DeltaTopic: Dynamically-Encoded Latent Transcriptomic pattern Analysis by Topic modeling
This is a project repository for our paper
- Y Zhang, M Khalilitousi, YP Park, Unraveling dynamically-encoded latent transcriptomic patterns in pancreatic cancer cells by topic modelling.
Summary
Building a comprehensive topic model has become an important research tool in single-cell genomics. With a topic model, we can decompose and ascertain distinctive cell topics shared across multiple cells, and the gene programs implicated by each topic can later serve as a predictive model in translational studies. Here, we present a Bayesian topic model that can uncover short-term RNA velocity patterns from a plethora of spliced and unspliced single-cell RNA-seq counts. We showed that modelling both types of RNA counts can improve robustness in statistical estimation and reveal new aspects of dynamic changes that can be missed in static analysis. We showcase that our modelling framework can be used to identify statistically-significant dynamic gene programs in pancreatic cancer data. Our results discovered that seven dynamic gene programs (topics) are highly correlated with cancer prognosis and generally enrich immune cell types and pathways.
Installation
DeltaTopic requires Python 3.8 or later. We recommend to use Miniconda.
Install DeltaTopic from PyPI using:
pip install DeltaTopic
To work with the latest development version, install from GitHub using:
python3 -m pip install git+https://github.com/causalpathlab/DeltaTopic
Data
We obtained the original FASTQ files for pancreatic ductal adenocarcinoma (PDAC) from the public repository provided by two PDAC studies.

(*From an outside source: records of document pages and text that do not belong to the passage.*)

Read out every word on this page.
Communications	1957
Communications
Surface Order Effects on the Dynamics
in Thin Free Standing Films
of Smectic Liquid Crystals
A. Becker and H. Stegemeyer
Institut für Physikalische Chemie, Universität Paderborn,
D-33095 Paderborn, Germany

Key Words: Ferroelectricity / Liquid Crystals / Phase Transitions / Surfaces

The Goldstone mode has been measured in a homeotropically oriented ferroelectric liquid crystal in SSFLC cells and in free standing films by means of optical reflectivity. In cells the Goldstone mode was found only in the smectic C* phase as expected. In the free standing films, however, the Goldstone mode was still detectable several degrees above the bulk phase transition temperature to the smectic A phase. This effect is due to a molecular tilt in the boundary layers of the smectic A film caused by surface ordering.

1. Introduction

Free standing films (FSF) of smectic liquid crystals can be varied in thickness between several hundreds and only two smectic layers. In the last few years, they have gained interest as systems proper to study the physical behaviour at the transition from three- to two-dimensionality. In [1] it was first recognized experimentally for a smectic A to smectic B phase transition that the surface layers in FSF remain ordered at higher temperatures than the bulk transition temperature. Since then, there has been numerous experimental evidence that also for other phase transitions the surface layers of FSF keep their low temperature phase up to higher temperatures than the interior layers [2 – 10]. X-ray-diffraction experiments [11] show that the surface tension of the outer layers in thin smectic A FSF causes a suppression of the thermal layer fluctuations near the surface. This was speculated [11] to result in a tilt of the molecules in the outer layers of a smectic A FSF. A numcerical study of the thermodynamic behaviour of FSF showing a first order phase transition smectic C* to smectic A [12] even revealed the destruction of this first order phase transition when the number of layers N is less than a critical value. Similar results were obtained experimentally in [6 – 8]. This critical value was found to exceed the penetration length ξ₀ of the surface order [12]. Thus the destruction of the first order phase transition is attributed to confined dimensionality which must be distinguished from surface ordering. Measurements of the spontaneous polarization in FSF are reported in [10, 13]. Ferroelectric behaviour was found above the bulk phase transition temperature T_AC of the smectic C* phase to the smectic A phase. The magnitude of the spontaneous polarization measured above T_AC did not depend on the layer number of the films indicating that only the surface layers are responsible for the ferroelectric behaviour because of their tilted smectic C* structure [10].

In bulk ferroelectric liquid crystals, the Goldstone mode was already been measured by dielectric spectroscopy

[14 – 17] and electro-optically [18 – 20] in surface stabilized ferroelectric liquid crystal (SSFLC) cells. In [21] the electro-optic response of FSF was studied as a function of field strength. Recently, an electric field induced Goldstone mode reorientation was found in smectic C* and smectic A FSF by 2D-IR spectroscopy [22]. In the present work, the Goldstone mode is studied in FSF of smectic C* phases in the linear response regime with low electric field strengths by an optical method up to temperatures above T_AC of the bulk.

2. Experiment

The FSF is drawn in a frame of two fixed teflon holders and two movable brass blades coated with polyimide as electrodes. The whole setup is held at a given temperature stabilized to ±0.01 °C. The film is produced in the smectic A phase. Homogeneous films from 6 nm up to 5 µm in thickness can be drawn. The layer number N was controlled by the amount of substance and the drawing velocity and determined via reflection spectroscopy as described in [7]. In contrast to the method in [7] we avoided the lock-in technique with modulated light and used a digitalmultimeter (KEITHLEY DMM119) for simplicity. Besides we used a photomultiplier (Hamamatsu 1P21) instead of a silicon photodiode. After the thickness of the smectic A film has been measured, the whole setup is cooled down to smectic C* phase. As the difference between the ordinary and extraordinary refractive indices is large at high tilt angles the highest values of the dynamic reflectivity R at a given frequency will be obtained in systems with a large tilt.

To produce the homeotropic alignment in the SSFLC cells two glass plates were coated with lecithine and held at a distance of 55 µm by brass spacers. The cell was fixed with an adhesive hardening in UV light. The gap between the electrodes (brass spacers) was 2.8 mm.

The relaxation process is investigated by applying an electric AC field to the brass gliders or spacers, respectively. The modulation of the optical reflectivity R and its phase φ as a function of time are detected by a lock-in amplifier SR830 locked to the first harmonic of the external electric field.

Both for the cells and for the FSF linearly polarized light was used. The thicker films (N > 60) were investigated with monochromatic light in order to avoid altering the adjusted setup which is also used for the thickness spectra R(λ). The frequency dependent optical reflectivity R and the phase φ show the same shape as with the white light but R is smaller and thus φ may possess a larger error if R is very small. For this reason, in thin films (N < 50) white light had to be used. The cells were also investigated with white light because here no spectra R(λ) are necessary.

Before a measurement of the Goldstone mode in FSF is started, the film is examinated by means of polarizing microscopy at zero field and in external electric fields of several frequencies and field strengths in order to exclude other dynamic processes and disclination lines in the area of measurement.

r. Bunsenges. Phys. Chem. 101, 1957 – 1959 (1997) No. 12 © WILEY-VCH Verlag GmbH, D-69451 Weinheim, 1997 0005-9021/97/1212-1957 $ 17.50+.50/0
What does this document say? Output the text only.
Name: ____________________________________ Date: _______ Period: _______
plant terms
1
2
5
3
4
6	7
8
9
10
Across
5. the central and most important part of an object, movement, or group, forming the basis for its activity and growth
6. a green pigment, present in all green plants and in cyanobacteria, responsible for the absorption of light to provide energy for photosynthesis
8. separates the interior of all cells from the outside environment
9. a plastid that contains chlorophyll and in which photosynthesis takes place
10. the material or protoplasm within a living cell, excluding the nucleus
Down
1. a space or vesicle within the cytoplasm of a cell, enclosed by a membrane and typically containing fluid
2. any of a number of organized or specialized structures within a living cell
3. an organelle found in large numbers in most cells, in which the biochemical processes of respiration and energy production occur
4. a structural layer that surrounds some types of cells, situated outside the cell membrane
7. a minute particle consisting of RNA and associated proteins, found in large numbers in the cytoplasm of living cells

The spliced and unspliced count matrices were quantified by kb-python.
kb count -i index.idx -g t2g.txt -x 10xv2 -o ${output} \
-c1 spliced_t2c.txt -c2 unspliced_t2c.txt \
--workflow lamanno --filter bustools \
${fastq1} ${fastq2}
Run
# train BALASM model on the spliced count data
BALSAM --nLV 32 --EPOCHS 100
# train deltaTopic model
DeltaTopic --nLV 32 --EPOCHS 100